Viele Frauen wünschen sich in Schwangerschaft oder Stillzeit eine homöopathische Behandlung für z.B. Schwangerschaftsübelkeit, Sodbrennen, grippale Infekte oder Brustentzündungen und andere Stillprobleme.
Wie bei allen anderen Beschwerden setzt eine gute Behandlung eine ausführliche Erstanamnese voraus. Es gibt in der Homöopathie keine Standardmittel gegen bestimmte Beschwerden. Es wird immer der ganze Mensch behandelt und auch eine Brustentzündung hat jedesmal unterschiedliche Symptome.

Die homöopathische Behandlung

Nach erfolgter Erstanamnese ist die homöopathische Behandlung eine gute Alternative zur Schulmedizin und viele Beschwerden lassen sich deutlich bessern oder verschwinden ganz. Wichtig ist das richtige Mittel in der richtigen Dosierung zu finden und die Mittel nicht über einen längeren Zeitraum einzunehmen.

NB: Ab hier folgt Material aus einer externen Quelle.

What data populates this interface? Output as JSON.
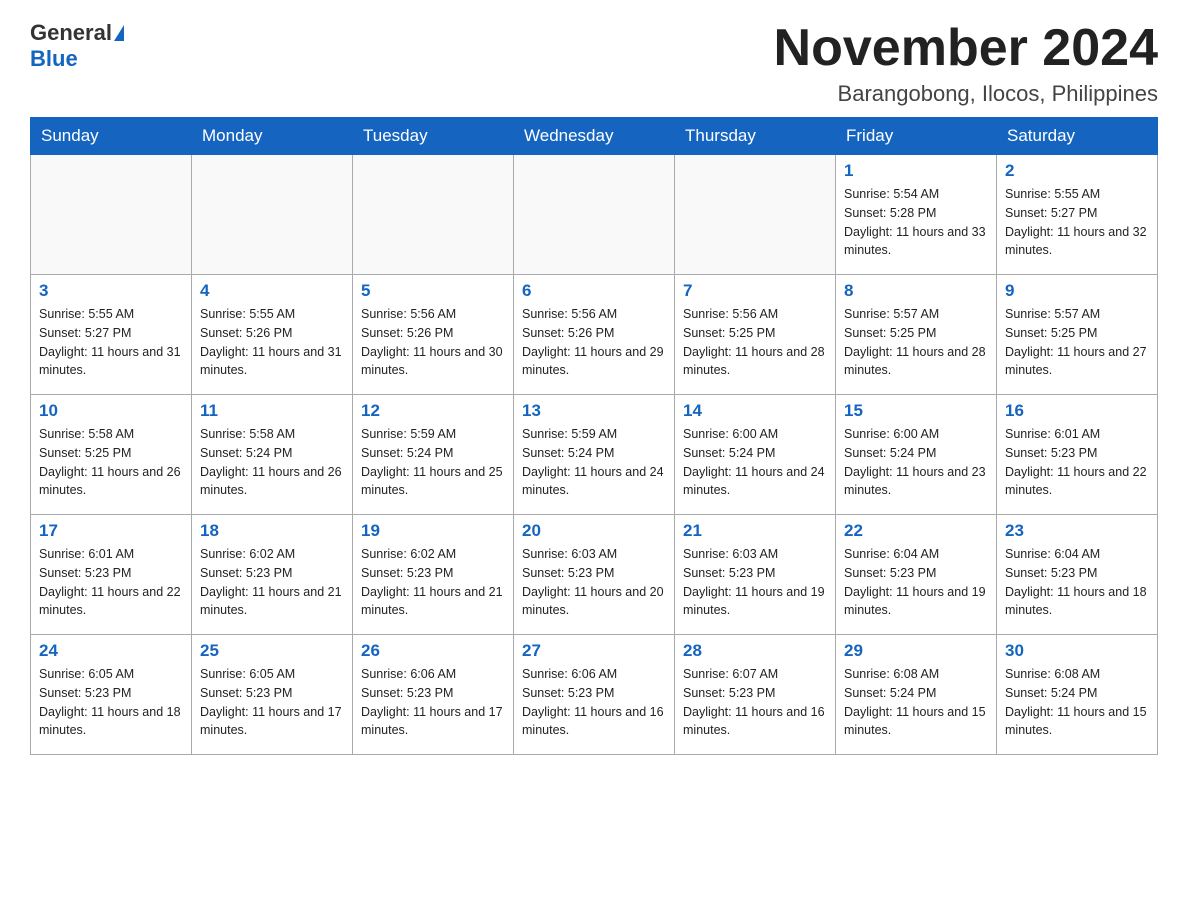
{
  "logo": {
    "general": "General",
    "blue": "Blue"
  },
  "title": "November 2024",
  "location": "Barangobong, Ilocos, Philippines",
  "weekdays": [
    "Sunday",
    "Monday",
    "Tuesday",
    "Wednesday",
    "Thursday",
    "Friday",
    "Saturday"
  ],
  "weeks": [
    [
      {
        "day": "",
        "info": ""
      },
      {
        "day": "",
        "info": ""
      },
      {
        "day": "",
        "info": ""
      },
      {
        "day": "",
        "info": ""
      },
      {
        "day": "",
        "info": ""
      },
      {
        "day": "1",
        "info": "Sunrise: 5:54 AM\nSunset: 5:28 PM\nDaylight: 11 hours and 33 minutes."
      },
      {
        "day": "2",
        "info": "Sunrise: 5:55 AM\nSunset: 5:27 PM\nDaylight: 11 hours and 32 minutes."
      }
    ],
    [
      {
        "day": "3",
        "info": "Sunrise: 5:55 AM\nSunset: 5:27 PM\nDaylight: 11 hours and 31 minutes."
      },
      {
        "day": "4",
        "info": "Sunrise: 5:55 AM\nSunset: 5:26 PM\nDaylight: 11 hours and 31 minutes."
      },
      {
        "day": "5",
        "info": "Sunrise: 5:56 AM\nSunset: 5:26 PM\nDaylight: 11 hours and 30 minutes."
      },
      {
        "day": "6",
        "info": "Sunrise: 5:56 AM\nSunset: 5:26 PM\nDaylight: 11 hours and 29 minutes."
      },
      {
        "day": "7",
        "info": "Sunrise: 5:56 AM\nSunset: 5:25 PM\nDaylight: 11 hours and 28 minutes."
      },
      {
        "day": "8",
        "info": "Sunrise: 5:57 AM\nSunset: 5:25 PM\nDaylight: 11 hours and 28 minutes."
      },
      {
        "day": "9",
        "info": "Sunrise: 5:57 AM\nSunset: 5:25 PM\nDaylight: 11 hours and 27 minutes."
      }
    ],
    [
      {
        "day": "10",
        "info": "Sunrise: 5:58 AM\nSunset: 5:25 PM\nDaylight: 11 hours and 26 minutes."
      },
      {
        "day": "11",
        "info": "Sunrise: 5:58 AM\nSunset: 5:24 PM\nDaylight: 11 hours and 26 minutes."
      },
      {
        "day": "12",
        "info": "Sunrise: 5:59 AM\nSunset: 5:24 PM\nDaylight: 11 hours and 25 minutes."
      },
      {
        "day": "13",
        "info": "Sunrise: 5:59 AM\nSunset: 5:24 PM\nDaylight: 11 hours and 24 minutes."
      },
      {
        "day": "14",
        "info": "Sunrise: 6:00 AM\nSunset: 5:24 PM\nDaylight: 11 hours and 24 minutes."
      },
      {
        "day": "15",
        "info": "Sunrise: 6:00 AM\nSunset: 5:24 PM\nDaylight: 11 hours and 23 minutes."
      },
      {
        "day": "16",
        "info": "Sunrise: 6:01 AM\nSunset: 5:23 PM\nDaylight: 11 hours and 22 minutes."
      }
    ],
    [
      {
        "day": "17",
        "info": "Sunrise: 6:01 AM\nSunset: 5:23 PM\nDaylight: 11 hours and 22 minutes."
      },
      {
        "day": "18",
        "info": "Sunrise: 6:02 AM\nSunset: 5:23 PM\nDaylight: 11 hours and 21 minutes."
      },
      {
        "day": "19",
        "info": "Sunrise: 6:02 AM\nSunset: 5:23 PM\nDaylight: 11 hours and 21 minutes."
      },
      {
        "day": "20",
        "info": "Sunrise: 6:03 AM\nSunset: 5:23 PM\nDaylight: 11 hours and 20 minutes."
      },
      {
        "day": "21",
        "info": "Sunrise: 6:03 AM\nSunset: 5:23 PM\nDaylight: 11 hours and 19 minutes."
      },
      {
        "day": "22",
        "info": "Sunrise: 6:04 AM\nSunset: 5:23 PM\nDaylight: 11 hours and 19 minutes."
      },
      {
        "day": "23",
        "info": "Sunrise: 6:04 AM\nSunset: 5:23 PM\nDaylight: 11 hours and 18 minutes."
      }
    ],
    [
      {
        "day": "24",
        "info": "Sunrise: 6:05 AM\nSunset: 5:23 PM\nDaylight: 11 hours and 18 minutes."
      },
      {
        "day": "25",
        "info": "Sunrise: 6:05 AM\nSunset: 5:23 PM\nDaylight: 11 hours and 17 minutes."
      },
      {
        "day": "26",
        "info": "Sunrise: 6:06 AM\nSunset: 5:23 PM\nDaylight: 11 hours and 17 minutes."
      },
      {
        "day": "27",
        "info": "Sunrise: 6:06 AM\nSunset: 5:23 PM\nDaylight: 11 hours and 16 minutes."
      },
      {
        "day": "28",
        "info": "Sunrise: 6:07 AM\nSunset: 5:23 PM\nDaylight: 11 hours and 16 minutes."
      },
      {
        "day": "29",
        "info": "Sunrise: 6:08 AM\nSunset: 5:24 PM\nDaylight: 11 hours and 15 minutes."
      },
      {
        "day": "30",
        "info": "Sunrise: 6:08 AM\nSunset: 5:24 PM\nDaylight: 11 hours and 15 minutes."
      }
    ]
  ]
}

Das homöopathische Mittel bringt entweder kurzfristig eine Linderung oder es ist nicht das richtige Mittel. Häufige Wiederholungen in niedrigen Potenzen (z.B. D6 oder D12) führen eher zu weiteren Beschwerden.
Abraten möchte ich von einer „Eugenischen Kur“, hier werden unabhängig von Beschwerden und ohne Erstanamnese in bestimmten Schwangerschaftsmonaten bestimmte Mittel in einer hohen Potenz (C200) eingenommen. Das ist keine klassische Homöopathie und birgt ein erhebliches Risiko.
Bei der hier vorgestellten Behandlungsmethode handelt es sich um ein Verfahren der alternativen Medizin, die zum Teil wissenschaftlich noch nicht anerkannt ist.